Cuento Nro: 4 Mi Fernando Gonzalez
El lunes 17 de febrero entramos a clase como de costumbre. Don Eleázar, nuestro maestro de quinto de primaria, corrió lista llamándonos por el número que dos semanas antes nos había asignado, cuando empezamos el año académico en la escuela José Miguel de la Calle. Yo era el 52, por la primera letra de mi apellido. Nos estaba revisando las tareas de aritmética del fin de semana cuando tocaron la campana inesperadamente, mucho antes de la hora del recreo.
Salimos al patio y filamos como ya habíamos sido entrenados. Este será un lunes diferente porque “iremos a una misa especial en comunidad a las diez, a Santa Gertrudis en el parque de Envigado”, nos anunciaron; evento sin duda extraño porque ni siquiera los domingos estaba instituido para la escuela , por lo alejada que quedaba, en el barrio Obrero, a una cuadra de la quebrada La Ayurá.
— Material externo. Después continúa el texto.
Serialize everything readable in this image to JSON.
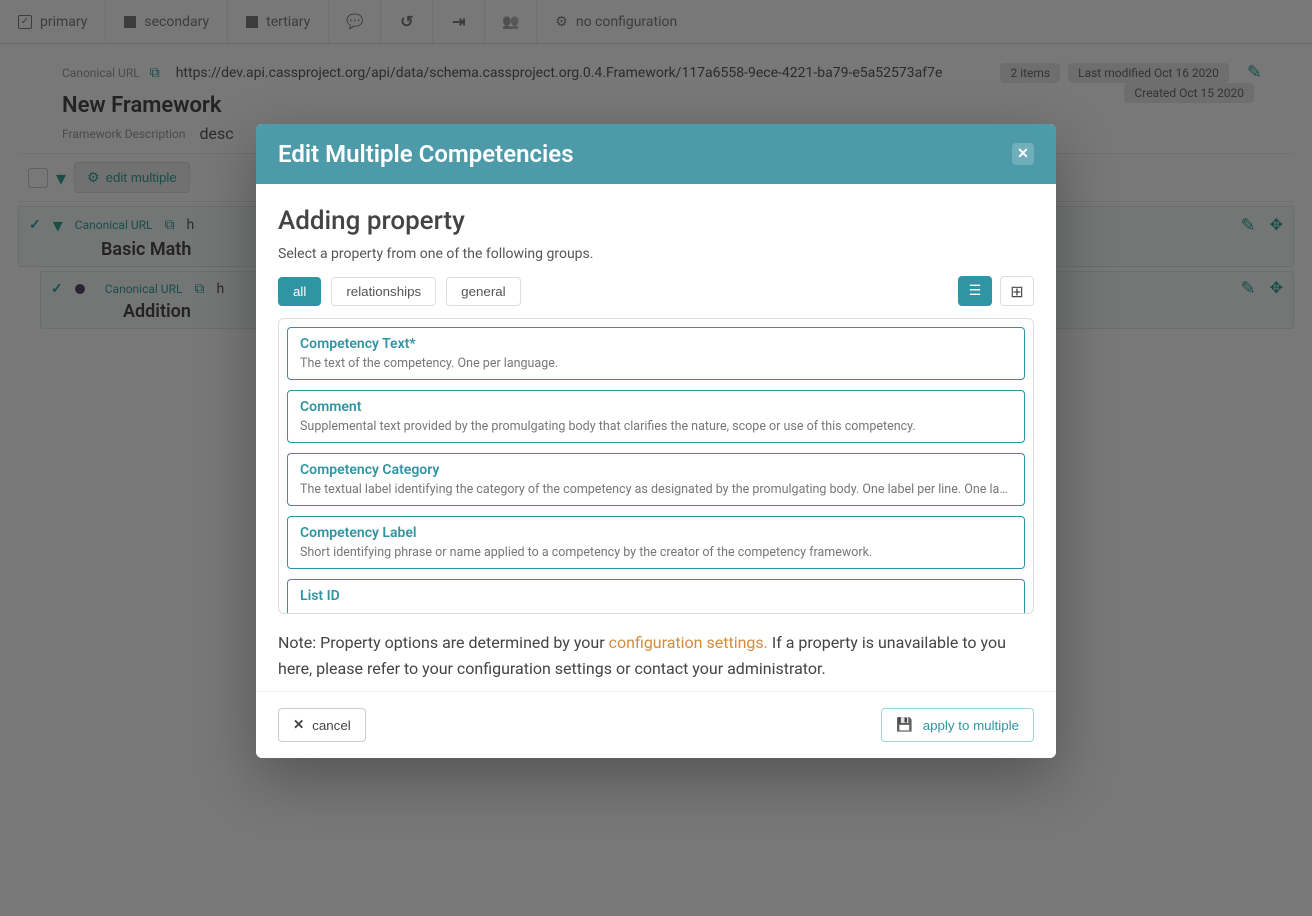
{
  "topbar": {
    "primary": "primary",
    "secondary": "secondary",
    "tertiary": "tertiary",
    "noconfig": "no configuration"
  },
  "header": {
    "canonical_label": "Canonical URL",
    "canonical_url": "https://dev.api.cassproject.org/api/data/schema.cassproject.org.0.4.Framework/117a6558-9ece-4221-ba79-e5a52573af7e",
    "badges": {
      "items": "2 items",
      "modified": "Last modified Oct 16 2020",
      "created": "Created Oct 15 2020"
    },
    "title": "New Framework",
    "desc_label": "Framework Description",
    "desc_value": "desc"
  },
  "toolbar": {
    "edit_multiple": "edit multiple"
  },
  "competencies": [
    {
      "canonical_label": "Canonical URL",
      "url_prefix": "h",
      "title": "Basic Math"
    },
    {
      "canonical_label": "Canonical URL",
      "url_prefix": "h",
      "title": "Addition"
    }
  ],
  "modal": {
    "title": "Edit Multiple Competencies",
    "section_title": "Adding property",
    "section_sub": "Select a property from one of the following groups.",
    "tabs": {
      "all": "all",
      "relationships": "relationships",
      "general": "general"
    },
    "properties": [
      {
        "title": "Competency Text*",
        "desc": "The text of the competency. One per language."
      },
      {
        "title": "Comment",
        "desc": "Supplemental text provided by the promulgating body that clarifies the nature, scope or use of this competency."
      },
      {
        "title": "Competency Category",
        "desc": "The textual label identifying the category of the competency as designated by the promulgating body. One label per line. One lab…"
      },
      {
        "title": "Competency Label",
        "desc": "Short identifying phrase or name applied to a competency by the creator of the competency framework."
      },
      {
        "title": "List ID",
        "desc": ""
      }
    ],
    "note_prefix": "Note: Property options are determined by your ",
    "note_link": "configuration settings.",
    "note_suffix": " If a property is unavailable to you here, please refer to your configuration settings or contact your administrator.",
    "cancel": "cancel",
    "apply": "apply to multiple"
  }
}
En el parque principal confluimos las escuelas y colegios de la municipalidad, masculinos y femeninos, en perfecta formación y uniformados, menos nosotros que no lo usábamos; la banda de guerra de La Salle, con un toque lento, le imprimía solemnidad a un acto público cuya razón desconocíamos todos mis compañeritos.
En el atrio de la iglesia, en medio de muchas flores, estaba el altar para una misa campal y de frente a este, un grupo grande de personalidades vestidos elegantemente, sentados en lujosas sillas de madera. El reloj de la torre izquierda de la iglesia marcaba las diez en punto cuando se detuvo una carroza fúnebre, en la que pude leer mientras pasaba en frente nuestro, en una cinta morada con letras plateadas, “Fernando González Ochoa”.
En medio de los actos litúrgicos me distraje pensando en quien le daba nombre a la escuela donde cursé primero y segundo elemental, que hoy era el objeto de aquel despliegue de honores, para despedirlo.
Reconstruí en mi mente su porte delgado bajo una camisa a cuadros, pantalón de paño verde tablero, con una correa café a la altura del ombligo; su cara menuda coronada por una boina y, sobre todo, su expresión amable conmigo.
En la Fernando, igual que esta mañana en la José Miguel, en varias ocasiones sonó la campana antes de la hora del recreo. Pero allá fue para que filáramos porque el señor que hoy estábamos velando nos quería saludar. Efectivamente, él se paraba en el corredor en medio de varios bultos de mandarinas llevadas de su casa Otraparte en las afueras del pueblo. Empezando por los chiquitos de primero, íbamos pasando en fila a tomar una y luego volvíamos a hacer la formación, con la fruta en la mano. La primera vez llegué al costal sin dejar de mirarlo a los ojos porque, sin parecerse, algo de él me remitía a mí papá. Sonriente conmigo notó que tomé una mandarina muy pequeña, por lo que me dijo, “no sea bobo mijo; llévese dos ó coja una más grande”.
Cuando todos los alumnos estábamos surtidos y los costales vacíos, Fernando González mismo tocaba la campana y quedábamos en recreo.